9:02: The only thing I hate more than Alicia Keys is people who sing Alicia Keys on their American Idol audition.
I also just realized I don’t miss Paula Abdul at all. It’s like she was never even there to begin with.
9:04: Tyler Grady just sang “Let’s Get It On.” He looks like he just stole Greg Brady’s wardrobe from the episode when he moved his bedroom into Mike’s den.
9:05: Oh, look! Another commercial! This gives me time to discuss how useless Victoria Beckham is as a judge. All she’s done is comment on people’s clothing. I didn’t realize I was watching Fashion Idol. Thanks for the memo.
9:10: JUST when I thought this premiere couldn’t get any more boring, Ryan Seacrest is giving a history lesson about the Boston Tea party. Somewhere in America, my 7th grade Social Studies teacher is ecstatic.
9:12: Personally, I’m too distracted by the sheer amount of hair on Simon’s arm to be horrified by Lisa’s awful rendition of Marian Carey’s “Vision Of Love.”
9:15: I’m getting seasick just watching that Godzilla speedboat spinning around the water. Can this Mike guy sing his awful Beatles song and be done with it? Oh, great. They sent him through to Hollywood, even though he sang the first half of his song in a completely different key. Following in Adam Lambert’s footsteps, is he?

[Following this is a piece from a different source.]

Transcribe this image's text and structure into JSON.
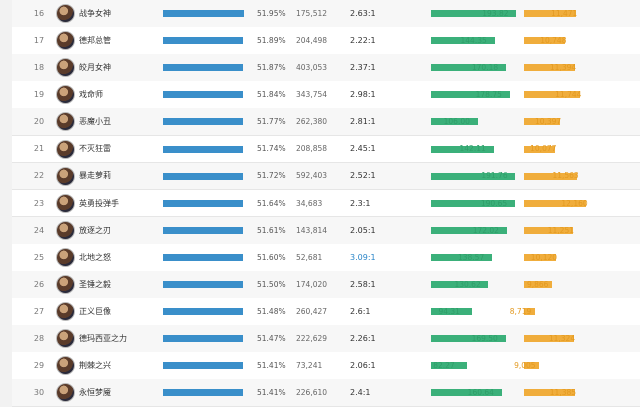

9:23: Time for Katie Stevens, a Portugese girl with a grandmother who has Alzheimers. This is totally sad. They’re showing footage of Katie spoonfeeding her and everything. Whatever. That’s playing dirty. I don’t even need to hear this girl sing. You know they’re going to send her through to Hollywood.
Aaaand, they sent her to Hollywood. Is this show predictable or what?
9:29: Further proof this is the most boring premiere episode ever: Randy just referenced SPANDAU BALLET. I rest my case.
9:30: I’m so sick of these sob stories. Yes, people have cancer, sick grandmothers, and disabled siblings. But do the Idol producers think the American population is so stupid, we can’t like someone without hearing their corny backstory?
9:39: Dear God. Not the “Turn The Tub Around” butter commercial. Is Megan Mullally that hard up for cash?
9:45: Norberto Guerrero looks like Latoya Jackson’s corpse. I’m terrified. I think I saw him spraypainted on the side of a loud ride at my local town carnival once.

WE HATE IDOL COMMENT OF THE NIGHT: “So, are Bosa’s parent sending me e-mail scams yet?” -Vomit

And that brought this awful episode to an end! Join us tomorrow night for another episode of American Idol. Thankfully, it’s only 90 minutes. There is a God.